The most surprising admission? The plummeting cost of inference. He expected AI would be expensive for years. Instead we got 100x cost reduction in two years, with open-source models worth billions released for free. "That bit I totally got wrong."
On AI for science, he's more cautious - it's harder than economic tasks because there's less training data for novel discovery and the human-in-the-loop is harder to implement. But the combination of logical reasoning (from math/coding training) plus creative interpolation is "a lethal combination" for scientific progress.
6 Insights From Mustafa Suleiman on AI's Future
- Apps to agents - The fundamental transition is from user interfaces to AI agents that subsume all current software paradigms
- Modern Turing test - Economic benchmarks matter more than academic ones: can AI 10x your investment?

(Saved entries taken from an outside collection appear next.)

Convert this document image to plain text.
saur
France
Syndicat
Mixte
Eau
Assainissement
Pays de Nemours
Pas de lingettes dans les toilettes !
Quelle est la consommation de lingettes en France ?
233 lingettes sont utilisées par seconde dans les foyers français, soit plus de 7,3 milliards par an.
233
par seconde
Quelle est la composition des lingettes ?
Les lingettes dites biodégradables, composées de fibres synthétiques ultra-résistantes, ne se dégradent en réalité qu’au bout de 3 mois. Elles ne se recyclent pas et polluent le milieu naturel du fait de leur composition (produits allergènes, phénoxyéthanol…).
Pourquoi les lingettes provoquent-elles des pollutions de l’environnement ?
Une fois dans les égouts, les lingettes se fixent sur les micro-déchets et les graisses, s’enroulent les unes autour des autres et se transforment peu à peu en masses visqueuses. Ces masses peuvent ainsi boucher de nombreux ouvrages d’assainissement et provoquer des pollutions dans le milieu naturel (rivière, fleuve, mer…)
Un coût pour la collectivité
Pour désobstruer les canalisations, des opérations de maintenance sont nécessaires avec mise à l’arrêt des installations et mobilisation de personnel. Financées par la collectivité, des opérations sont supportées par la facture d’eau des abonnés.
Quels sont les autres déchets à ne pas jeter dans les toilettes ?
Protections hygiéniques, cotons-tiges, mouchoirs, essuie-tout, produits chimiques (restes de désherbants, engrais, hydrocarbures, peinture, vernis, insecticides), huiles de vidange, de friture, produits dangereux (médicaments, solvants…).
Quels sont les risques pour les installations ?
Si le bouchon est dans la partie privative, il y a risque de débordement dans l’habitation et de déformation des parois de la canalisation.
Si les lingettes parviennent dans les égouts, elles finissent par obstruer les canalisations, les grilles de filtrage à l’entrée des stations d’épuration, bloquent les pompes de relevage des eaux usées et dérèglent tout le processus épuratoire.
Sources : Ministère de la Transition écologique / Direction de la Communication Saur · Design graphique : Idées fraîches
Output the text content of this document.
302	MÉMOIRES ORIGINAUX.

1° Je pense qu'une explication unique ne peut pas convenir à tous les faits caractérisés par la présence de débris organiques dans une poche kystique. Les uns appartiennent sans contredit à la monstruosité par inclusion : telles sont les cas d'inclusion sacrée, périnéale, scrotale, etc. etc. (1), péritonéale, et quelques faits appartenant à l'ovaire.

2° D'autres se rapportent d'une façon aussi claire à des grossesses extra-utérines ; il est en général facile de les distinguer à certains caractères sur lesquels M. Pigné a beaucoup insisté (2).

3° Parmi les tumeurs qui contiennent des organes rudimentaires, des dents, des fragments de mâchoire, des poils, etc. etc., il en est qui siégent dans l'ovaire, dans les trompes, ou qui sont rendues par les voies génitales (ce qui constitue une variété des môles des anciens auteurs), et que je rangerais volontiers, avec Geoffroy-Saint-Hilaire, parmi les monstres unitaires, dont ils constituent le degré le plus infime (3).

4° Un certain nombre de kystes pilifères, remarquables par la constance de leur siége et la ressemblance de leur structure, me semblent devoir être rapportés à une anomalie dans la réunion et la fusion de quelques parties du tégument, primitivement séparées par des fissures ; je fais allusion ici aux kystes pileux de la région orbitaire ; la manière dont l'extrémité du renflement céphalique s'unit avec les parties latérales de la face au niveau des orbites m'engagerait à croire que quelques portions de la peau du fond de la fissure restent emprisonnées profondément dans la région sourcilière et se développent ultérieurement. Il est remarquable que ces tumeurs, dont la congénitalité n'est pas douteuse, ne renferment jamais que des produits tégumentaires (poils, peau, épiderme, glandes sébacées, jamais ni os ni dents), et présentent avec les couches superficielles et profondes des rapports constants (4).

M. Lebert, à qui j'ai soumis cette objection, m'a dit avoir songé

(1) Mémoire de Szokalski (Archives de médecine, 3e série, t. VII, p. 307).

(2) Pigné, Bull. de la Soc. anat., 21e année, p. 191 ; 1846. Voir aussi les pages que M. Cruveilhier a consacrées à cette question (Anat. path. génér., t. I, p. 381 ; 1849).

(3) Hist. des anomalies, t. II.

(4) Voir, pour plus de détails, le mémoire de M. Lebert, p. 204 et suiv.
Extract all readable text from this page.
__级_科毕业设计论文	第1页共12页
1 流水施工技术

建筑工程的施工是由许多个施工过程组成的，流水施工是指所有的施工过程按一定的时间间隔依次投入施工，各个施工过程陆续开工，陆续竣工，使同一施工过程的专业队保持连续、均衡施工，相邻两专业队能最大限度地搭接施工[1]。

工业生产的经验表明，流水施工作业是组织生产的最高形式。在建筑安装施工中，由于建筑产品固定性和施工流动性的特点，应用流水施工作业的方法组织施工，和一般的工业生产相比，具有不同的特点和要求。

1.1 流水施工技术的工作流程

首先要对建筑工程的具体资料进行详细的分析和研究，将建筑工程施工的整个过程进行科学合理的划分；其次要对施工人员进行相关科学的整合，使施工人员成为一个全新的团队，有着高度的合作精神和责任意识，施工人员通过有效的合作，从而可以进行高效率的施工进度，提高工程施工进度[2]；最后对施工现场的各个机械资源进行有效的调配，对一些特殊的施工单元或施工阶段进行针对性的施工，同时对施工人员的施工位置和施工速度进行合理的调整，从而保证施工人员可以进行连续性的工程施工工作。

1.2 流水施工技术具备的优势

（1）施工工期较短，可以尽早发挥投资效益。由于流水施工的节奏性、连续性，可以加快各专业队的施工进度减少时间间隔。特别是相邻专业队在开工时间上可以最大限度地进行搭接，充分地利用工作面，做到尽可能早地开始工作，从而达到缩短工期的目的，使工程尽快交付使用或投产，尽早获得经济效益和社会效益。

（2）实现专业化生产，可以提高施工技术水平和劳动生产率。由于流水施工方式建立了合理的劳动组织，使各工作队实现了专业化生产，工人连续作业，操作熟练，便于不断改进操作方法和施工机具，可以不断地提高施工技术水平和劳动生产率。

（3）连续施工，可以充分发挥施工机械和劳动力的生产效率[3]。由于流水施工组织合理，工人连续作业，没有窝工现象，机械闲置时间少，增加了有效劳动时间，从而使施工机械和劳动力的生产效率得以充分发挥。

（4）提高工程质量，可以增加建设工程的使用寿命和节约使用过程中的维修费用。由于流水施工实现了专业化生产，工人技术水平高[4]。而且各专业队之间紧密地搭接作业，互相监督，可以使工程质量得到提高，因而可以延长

- 2027 timeline - Agents that pass economic benchmarks are "within view" in the next couple of years
- Microsoft's bet - Being the trusted, steady platform for enterprise AI is the strategy, not racing on benchmarks
- Open source shock - Billion-dollar models released for free completely changed the competitive landscape
- Science is harder - AI for novel discovery lacks the training data and human-in-loop mechanics of business tasks
What This Means for Enterprise Software
We're transitioning from operating systems and apps to agents and companions. Every user interface will eventually be conversational. The "modern Turing test" - can an AI turn $100K into $1M? - cuts through academic benchmarks to ask what matters. A DeepMind co-founder thinks we'll pass it by 2027.